I don’t know where shame has taken your soul captive, or how long you’ve let yourself believe something that just isn’t true, but I do know this: it’s not worth it and it’s eating you alive. Never before had I experienced what the true healing power of Jesus could do until I gave Him my shame and said, “Here, take it, I don’t want it anymore.” And slowly, I became a mother. I became a mother when I left it all there, in all its muck, and instead decided that this motherhood thing was designed to be messy, imperfect, and a little-bit-crazy. That maybe, perhaps, motherhood was created in such an overwhelming way that we would have no choice but to reach out our hands and ask for help, to come to the Father desperate for guidance, and to allow others to come in and love our babies in ways we cannot.

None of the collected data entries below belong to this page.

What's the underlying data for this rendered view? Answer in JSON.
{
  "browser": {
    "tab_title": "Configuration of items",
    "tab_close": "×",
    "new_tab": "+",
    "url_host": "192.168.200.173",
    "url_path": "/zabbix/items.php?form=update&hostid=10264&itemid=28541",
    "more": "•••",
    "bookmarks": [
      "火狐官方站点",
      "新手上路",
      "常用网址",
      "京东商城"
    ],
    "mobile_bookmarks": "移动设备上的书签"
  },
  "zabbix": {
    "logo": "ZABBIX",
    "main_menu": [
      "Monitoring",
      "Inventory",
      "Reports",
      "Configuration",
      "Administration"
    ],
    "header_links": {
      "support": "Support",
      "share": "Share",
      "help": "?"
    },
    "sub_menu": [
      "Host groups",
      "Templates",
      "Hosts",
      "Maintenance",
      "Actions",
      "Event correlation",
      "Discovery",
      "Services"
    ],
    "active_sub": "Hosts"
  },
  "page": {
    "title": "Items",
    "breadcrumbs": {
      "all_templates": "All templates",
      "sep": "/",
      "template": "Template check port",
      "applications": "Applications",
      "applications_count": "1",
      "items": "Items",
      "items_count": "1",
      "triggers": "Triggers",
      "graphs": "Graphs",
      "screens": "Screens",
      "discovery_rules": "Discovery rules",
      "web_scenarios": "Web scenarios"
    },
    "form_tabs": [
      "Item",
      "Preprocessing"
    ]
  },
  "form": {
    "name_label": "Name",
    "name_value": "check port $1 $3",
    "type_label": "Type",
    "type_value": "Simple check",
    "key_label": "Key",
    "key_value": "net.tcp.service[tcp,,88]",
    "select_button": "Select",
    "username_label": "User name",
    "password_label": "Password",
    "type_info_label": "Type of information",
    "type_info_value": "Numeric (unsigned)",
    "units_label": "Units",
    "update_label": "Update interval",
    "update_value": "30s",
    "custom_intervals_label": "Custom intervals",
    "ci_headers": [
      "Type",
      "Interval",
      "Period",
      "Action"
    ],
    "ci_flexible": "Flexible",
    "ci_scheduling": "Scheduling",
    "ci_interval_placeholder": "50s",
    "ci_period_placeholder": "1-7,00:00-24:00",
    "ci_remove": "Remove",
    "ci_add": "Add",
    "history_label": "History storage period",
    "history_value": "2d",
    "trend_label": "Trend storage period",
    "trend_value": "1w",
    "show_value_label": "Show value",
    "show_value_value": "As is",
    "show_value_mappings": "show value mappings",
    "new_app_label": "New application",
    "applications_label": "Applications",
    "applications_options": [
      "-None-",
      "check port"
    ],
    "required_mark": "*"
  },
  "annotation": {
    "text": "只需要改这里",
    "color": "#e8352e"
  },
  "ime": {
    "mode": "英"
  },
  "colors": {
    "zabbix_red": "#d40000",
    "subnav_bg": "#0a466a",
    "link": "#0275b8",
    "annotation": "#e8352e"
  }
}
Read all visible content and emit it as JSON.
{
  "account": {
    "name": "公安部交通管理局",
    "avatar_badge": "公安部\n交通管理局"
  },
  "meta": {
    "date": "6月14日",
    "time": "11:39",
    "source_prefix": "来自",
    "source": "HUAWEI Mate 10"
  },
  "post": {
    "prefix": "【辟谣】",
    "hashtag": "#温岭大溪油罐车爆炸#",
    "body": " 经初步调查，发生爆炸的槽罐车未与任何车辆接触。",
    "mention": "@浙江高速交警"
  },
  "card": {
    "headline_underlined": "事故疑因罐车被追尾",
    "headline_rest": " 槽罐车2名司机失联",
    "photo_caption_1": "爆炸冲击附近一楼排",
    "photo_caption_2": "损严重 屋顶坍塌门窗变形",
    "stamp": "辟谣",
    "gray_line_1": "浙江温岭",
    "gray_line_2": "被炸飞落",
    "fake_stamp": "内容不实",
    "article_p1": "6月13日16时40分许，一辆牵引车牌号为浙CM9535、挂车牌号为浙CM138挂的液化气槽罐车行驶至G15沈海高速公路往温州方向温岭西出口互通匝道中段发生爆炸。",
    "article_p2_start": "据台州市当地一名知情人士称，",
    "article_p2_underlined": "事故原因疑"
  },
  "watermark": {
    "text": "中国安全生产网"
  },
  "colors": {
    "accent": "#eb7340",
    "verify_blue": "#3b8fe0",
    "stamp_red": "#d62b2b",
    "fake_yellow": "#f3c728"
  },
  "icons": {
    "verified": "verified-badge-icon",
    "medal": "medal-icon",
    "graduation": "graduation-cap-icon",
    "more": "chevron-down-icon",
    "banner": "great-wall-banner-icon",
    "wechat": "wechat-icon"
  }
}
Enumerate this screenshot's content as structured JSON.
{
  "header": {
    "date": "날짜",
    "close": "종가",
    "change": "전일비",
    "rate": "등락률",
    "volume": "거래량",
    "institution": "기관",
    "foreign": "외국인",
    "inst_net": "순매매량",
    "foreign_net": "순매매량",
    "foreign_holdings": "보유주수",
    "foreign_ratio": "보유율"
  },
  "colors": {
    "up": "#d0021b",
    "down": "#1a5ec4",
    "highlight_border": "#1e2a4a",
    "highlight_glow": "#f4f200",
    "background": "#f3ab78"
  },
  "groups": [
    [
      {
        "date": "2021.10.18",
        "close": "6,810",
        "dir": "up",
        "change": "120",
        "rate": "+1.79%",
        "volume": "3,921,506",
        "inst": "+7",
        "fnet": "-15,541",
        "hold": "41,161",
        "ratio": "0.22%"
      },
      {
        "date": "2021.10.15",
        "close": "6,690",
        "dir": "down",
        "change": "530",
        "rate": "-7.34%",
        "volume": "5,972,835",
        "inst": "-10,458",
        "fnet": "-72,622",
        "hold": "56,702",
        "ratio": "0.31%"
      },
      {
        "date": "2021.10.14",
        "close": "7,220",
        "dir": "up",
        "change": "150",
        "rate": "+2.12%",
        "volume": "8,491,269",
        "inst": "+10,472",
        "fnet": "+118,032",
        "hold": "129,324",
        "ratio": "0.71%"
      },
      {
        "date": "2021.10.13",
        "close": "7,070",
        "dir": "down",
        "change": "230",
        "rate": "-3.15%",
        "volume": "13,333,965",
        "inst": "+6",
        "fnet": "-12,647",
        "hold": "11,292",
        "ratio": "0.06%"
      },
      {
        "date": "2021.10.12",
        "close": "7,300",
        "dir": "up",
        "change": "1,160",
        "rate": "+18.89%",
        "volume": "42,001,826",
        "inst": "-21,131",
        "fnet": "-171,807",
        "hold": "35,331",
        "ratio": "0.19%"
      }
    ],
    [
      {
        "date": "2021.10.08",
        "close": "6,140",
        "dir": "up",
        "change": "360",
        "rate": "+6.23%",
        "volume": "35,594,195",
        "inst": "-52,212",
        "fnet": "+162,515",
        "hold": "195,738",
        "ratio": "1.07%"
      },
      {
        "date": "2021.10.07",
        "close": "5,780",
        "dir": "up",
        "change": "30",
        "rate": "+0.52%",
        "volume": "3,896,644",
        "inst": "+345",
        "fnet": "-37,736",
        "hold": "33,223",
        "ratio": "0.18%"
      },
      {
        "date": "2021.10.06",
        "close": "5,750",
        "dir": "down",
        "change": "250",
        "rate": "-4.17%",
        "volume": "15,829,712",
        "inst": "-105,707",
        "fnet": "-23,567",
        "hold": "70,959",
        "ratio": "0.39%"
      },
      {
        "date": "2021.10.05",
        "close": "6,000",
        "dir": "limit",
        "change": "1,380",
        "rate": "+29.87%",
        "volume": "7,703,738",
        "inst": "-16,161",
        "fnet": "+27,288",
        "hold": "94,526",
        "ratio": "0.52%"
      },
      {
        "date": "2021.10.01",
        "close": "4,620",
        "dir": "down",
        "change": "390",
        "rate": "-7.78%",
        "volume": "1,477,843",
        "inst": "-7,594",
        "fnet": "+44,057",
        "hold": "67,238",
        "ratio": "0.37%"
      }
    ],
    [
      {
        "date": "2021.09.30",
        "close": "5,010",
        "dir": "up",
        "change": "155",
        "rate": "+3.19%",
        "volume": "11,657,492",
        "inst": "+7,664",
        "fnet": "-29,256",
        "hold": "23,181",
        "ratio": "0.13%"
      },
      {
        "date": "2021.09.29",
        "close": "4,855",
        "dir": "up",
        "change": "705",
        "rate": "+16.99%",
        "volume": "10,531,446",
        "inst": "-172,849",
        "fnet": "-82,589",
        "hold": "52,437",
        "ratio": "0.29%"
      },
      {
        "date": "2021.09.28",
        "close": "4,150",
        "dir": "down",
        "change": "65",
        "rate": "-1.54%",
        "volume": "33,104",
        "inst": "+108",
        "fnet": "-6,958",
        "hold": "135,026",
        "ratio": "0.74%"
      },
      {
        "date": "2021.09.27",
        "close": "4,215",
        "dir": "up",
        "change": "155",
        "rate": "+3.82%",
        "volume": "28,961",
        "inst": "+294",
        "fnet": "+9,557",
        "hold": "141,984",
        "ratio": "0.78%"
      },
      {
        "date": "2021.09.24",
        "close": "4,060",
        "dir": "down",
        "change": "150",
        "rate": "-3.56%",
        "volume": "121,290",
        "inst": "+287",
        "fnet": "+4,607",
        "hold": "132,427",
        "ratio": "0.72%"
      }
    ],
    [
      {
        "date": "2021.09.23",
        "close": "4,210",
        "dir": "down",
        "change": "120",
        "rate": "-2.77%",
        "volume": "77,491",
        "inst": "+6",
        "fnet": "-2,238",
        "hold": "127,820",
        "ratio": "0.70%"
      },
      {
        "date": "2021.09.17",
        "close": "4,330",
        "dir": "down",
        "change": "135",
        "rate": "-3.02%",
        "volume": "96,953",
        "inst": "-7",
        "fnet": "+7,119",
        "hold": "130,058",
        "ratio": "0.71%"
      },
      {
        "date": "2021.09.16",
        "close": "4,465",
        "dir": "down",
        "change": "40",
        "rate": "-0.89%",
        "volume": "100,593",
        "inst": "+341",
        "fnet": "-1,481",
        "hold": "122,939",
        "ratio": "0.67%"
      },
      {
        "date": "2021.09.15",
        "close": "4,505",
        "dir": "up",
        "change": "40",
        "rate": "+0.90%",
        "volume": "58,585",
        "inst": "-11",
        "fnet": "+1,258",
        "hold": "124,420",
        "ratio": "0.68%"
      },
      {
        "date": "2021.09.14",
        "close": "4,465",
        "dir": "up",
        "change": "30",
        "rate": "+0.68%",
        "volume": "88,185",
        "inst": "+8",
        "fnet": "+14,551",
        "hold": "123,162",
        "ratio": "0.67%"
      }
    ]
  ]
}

2 thoughts on “how i (slowly) became a mother”
Beautifully written, Anne! I appreciate your honesty:) I think a lot of new mothers have feelings like this but no one ever talks about them. This isn’t helpful and I know it left me feeling all alone in my struggle, as I had the same exact feelings you did when I had my first. I, a follower of Jesus, felt ashamed to think thoughts like, “Adam does a better job with Will than I do, He could probably be totally fine raising him without me. I should just leave.” Thankfully, by God’s grace I never acted upon my thoughts. I saw my sin more vividly than ever before once I had a child, and I saw my need for Christ more vividly as well. Thank the Lord he delivered me out of those thoughts and spoke truth to me through His word and believers in my life.
I will say, though the first two months of Henry’s (my 2nd) life were full of sleep deprivation and frustration with figuring out a newborn out yet again, I did not experience the same feelings of depression I did with Will. I remember telling Adam that I feared I would fall into those thoughts again once Henry came and that I was praying against it. He gently said to me, “Jess, don’t pray against trials but count them as joy. No matter what happens, remember that God is still good and that He will give you the grace to walk that road.”
I am thankful for you mothering story…it reminds me of 1 Corinthians 1:3-4 “Blessed be the God and Father of our Lord Jesus Christ, the Father of mercies and God of all comfort, who comforts us in all our affliction, so that we may be able to comfort those who are in any affliction, with the comfort with which we ourselves are comforted by God.” God uses trials like this so we can rely on him for comfort and so we can minister to others during their trials.
Have a beautiful day, Anne:)
Jess, I know it has been almost a YEAR since this comment has gone by but I don’t know how! I am so sorry I’m just now responding, but thank you so much for your honesty and for sharing. I agree 110%, no one talks about it and there’s so much shame around those early weeks and months and the feelings (and hormones) that come with them. Thank you for sharing your mothering journey. You’re an amazing mom!